# How to do convolution in Fourier Series?

Two signals are given to me :

$$x(t)=\cos(4\pi t)$$ $$y(t)=\sin(4\pi t)$$

I have founded their coefficients as follows:

$$a_k = a_1=a_{-1}=\frac{1}{2}$$

$$b_k = b_1=b^*_{-1}=\frac{1}{2j}$$

Now I am stuck at convolution. In the formula of the convolution:

$$\sum_{l=-\infty}^{\infty}a_lb_{k-l}$$

What are these $$l$$ and $$k$$ and from the coefficients I found what is their respective value?

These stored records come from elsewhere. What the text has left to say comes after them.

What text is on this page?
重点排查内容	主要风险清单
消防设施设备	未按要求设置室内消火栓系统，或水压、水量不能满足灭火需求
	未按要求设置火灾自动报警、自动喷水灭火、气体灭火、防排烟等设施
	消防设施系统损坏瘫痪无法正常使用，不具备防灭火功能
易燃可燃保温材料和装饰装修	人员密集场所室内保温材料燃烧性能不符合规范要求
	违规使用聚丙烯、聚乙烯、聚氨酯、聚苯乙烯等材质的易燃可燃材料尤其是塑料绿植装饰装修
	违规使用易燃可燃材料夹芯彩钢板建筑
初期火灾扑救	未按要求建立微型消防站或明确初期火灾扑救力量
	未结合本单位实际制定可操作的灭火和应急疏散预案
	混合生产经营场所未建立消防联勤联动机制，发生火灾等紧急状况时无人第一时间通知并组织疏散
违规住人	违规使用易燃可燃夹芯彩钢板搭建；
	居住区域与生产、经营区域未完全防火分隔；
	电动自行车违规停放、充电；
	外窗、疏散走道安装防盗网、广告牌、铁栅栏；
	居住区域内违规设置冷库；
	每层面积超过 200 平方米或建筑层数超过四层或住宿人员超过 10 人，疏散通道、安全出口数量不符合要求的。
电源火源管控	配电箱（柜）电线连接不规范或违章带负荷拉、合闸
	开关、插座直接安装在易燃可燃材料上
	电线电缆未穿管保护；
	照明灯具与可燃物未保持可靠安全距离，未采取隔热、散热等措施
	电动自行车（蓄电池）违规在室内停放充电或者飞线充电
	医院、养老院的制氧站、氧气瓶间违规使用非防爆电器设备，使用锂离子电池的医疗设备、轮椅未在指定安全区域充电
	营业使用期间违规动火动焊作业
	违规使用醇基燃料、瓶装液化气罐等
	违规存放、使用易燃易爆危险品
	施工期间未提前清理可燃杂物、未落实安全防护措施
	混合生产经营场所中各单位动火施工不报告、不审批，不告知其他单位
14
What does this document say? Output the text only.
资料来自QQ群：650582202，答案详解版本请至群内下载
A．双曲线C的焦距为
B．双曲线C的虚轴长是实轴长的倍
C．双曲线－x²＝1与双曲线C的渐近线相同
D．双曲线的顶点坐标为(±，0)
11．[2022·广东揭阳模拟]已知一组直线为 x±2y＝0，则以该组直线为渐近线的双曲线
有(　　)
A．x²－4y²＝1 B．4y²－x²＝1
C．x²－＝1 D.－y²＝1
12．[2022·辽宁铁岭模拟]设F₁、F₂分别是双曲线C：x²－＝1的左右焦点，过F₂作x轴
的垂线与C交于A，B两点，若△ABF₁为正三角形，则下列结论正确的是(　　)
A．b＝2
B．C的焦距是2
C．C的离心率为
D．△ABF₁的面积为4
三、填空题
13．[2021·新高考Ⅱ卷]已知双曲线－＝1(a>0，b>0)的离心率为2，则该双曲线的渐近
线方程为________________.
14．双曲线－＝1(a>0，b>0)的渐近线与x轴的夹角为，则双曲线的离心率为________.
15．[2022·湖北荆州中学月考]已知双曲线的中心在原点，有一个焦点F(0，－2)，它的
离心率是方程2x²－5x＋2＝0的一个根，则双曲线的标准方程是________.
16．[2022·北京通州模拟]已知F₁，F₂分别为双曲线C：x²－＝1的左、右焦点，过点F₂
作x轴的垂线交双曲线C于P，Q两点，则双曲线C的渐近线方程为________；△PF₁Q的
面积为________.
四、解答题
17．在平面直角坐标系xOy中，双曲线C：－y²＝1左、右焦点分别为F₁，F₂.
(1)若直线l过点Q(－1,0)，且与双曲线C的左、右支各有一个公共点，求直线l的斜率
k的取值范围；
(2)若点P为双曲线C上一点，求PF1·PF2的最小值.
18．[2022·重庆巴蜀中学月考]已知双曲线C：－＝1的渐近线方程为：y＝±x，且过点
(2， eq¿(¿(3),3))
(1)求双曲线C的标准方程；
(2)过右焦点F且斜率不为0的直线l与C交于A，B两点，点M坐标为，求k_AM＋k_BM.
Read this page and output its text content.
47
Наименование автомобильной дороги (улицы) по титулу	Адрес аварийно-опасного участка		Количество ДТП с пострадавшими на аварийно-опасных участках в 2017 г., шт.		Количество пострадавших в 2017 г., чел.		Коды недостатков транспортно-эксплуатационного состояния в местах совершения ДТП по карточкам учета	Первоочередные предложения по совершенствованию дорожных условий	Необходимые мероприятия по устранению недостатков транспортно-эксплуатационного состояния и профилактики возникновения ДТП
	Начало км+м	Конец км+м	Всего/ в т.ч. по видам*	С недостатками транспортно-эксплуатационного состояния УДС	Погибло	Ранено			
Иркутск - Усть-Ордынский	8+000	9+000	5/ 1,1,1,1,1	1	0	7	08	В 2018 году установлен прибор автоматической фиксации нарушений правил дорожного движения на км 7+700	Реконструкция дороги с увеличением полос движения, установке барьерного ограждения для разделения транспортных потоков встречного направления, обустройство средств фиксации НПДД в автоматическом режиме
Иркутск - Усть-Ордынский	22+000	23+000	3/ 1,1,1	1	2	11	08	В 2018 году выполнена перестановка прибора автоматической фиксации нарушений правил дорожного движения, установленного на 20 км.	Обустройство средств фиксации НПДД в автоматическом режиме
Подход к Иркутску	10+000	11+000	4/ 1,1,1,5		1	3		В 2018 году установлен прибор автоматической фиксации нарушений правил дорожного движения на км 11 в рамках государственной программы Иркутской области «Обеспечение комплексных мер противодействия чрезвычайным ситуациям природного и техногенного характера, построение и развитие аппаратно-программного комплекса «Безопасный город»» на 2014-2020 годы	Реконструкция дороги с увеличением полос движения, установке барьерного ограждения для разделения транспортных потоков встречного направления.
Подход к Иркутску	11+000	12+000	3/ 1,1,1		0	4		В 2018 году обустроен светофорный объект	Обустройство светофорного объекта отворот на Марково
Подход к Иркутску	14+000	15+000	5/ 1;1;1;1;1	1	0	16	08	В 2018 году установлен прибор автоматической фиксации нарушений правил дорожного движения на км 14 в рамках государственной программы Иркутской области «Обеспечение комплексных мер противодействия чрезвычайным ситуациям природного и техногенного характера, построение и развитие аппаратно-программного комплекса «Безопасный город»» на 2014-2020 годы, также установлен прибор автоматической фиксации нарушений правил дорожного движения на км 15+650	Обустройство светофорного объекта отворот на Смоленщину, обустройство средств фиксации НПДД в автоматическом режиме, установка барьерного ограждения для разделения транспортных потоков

• Welcome to DSP.SE! Is the Fourier series coefficients of the signal $z(t)=x(t)y(t)$ what you are looking for? – Tendero Nov 9 '18 at 14:17
• @Tendero yes that's what I am trying to find. – Muhammad Ahmad Nov 9 '18 at 14:24

Following your notation, if we define the coefficients of the Fourier series of $$z(t)=x(t)y(t)$$ as $$c_k$$:

$$c_k=\sum_{l=-\infty}^{\infty}a_lb_{k-l}$$

Notice that the $$k$$ in which you evaluate the left side of the equality has to be the same as the $$k$$ in the summation. Therefore, for example, if you want to find $$c_0$$, you should calculate:

$$c_0=\sum_{l=-\infty}^{\infty}a_lb_{-l}$$

Then you have to calculate that summation. Given that $$a_l$$ and $$b_{-l}$$ are non-zero only if $$l$$ equals $$1$$ or $$-1$$:

\begin{align} c_0 &=\sum_{l=-\infty}^{\infty}a_lb_{-l} \\ &=a_{-1}b_1 + a_1b_{-1} \\ &=\frac12 \frac{1}{2j} - \frac12 \frac{1}{2j}=0 \end{align}

I think this might have clarified the notation for you. You can go on and calculate the rest of the coefficients $$c_k$$ for all values of $$k$$.